Drone-captured imagery, a type of photography only recently made possible by emerging technologies, often appears in the exhibited projects, not because of the bird-like, spectacular perspectives it captures, but rather because drones are affordable, widely available tools for civil forensic investigations into industrial practices and the state of ecosystems. Such footage is used in Tanja Engelberg’s Hollow (2019), a video work based on the artist’s current research into an artificial Dutch island. The island is shaped like a ring dike and serves as a dumping ground for sludge from Dutch waters contaminated with toxic substances.

Zhou Tao’s film Fán Dòng (The Worldly Cave) (2017) pictures various locations across the globe. The video—which has no script or narrative—portrays people and animals adapting to life amid changing conditions, as well as a landscape in constant transformation. The landscapes of Fán Dòng appear somehow synthetic, and the depicted organic life and the experiences of bodies moving within these technologically developed infrastructures seamlessly intertwine as they individually and collectively undergo an incessant transformation of sorts.

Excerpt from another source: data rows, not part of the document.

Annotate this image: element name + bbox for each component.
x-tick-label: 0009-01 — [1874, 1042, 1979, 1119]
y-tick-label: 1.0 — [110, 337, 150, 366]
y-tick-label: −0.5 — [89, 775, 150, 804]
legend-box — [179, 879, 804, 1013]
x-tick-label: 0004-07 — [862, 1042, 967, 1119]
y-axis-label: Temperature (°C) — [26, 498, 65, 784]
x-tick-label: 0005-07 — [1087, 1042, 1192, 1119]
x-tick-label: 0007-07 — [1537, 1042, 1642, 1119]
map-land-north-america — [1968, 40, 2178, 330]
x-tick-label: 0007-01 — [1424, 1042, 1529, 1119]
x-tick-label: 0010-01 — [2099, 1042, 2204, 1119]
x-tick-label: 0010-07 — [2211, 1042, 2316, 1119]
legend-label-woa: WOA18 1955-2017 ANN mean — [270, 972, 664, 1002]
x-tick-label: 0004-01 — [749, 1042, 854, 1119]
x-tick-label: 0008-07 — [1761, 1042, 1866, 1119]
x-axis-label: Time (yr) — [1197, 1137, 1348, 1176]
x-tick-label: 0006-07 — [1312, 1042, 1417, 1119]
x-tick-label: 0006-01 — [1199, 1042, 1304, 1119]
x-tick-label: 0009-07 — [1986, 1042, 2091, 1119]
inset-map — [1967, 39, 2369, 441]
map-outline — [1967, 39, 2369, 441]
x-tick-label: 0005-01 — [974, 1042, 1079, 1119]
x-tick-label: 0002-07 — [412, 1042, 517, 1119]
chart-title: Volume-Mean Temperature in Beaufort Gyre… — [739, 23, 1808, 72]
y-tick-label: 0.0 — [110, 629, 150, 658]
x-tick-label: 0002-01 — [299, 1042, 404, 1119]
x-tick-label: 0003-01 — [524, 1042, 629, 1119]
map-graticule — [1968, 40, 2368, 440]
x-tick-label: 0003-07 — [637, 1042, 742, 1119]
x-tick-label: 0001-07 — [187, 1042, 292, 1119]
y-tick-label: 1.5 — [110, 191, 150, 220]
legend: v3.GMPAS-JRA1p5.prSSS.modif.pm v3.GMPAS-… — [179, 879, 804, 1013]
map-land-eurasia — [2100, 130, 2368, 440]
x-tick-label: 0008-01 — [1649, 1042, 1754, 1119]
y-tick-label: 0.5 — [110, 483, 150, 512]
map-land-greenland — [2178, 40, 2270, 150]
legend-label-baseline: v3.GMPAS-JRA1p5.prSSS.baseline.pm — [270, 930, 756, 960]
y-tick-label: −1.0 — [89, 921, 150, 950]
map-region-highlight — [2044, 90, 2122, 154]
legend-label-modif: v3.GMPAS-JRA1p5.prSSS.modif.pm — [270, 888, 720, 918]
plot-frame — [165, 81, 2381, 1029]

Karikpo Pipeline (2015), a five-channel video installation by Zina Saro-Wiwa, was shot in Ogoniland, Nigeria, famous for its oil-rich plains. The Royal Dutch Shell oil company capitalized on this resource from 1958 to 1994, draining the land of its oil without regard for the area’s people or environment. Through this site of contention, Saro-Wiwa’s poetic video installation engages with the cultural and spiritual entanglements to land.

The works in Possessed Landscapes, spanning site-specific installations, videos, and video essays, tackle in diverse ways the strong contrast between capitalist and Indigenous concepts of land. They juxtapose capitalist ideas of land as something to be owned by people—“cheap nature” to be exploited without offering anything in return—and various Indigenous groups’ perspectives that refuse such parasitical relations and hold that humans are rather the ones owned by the land.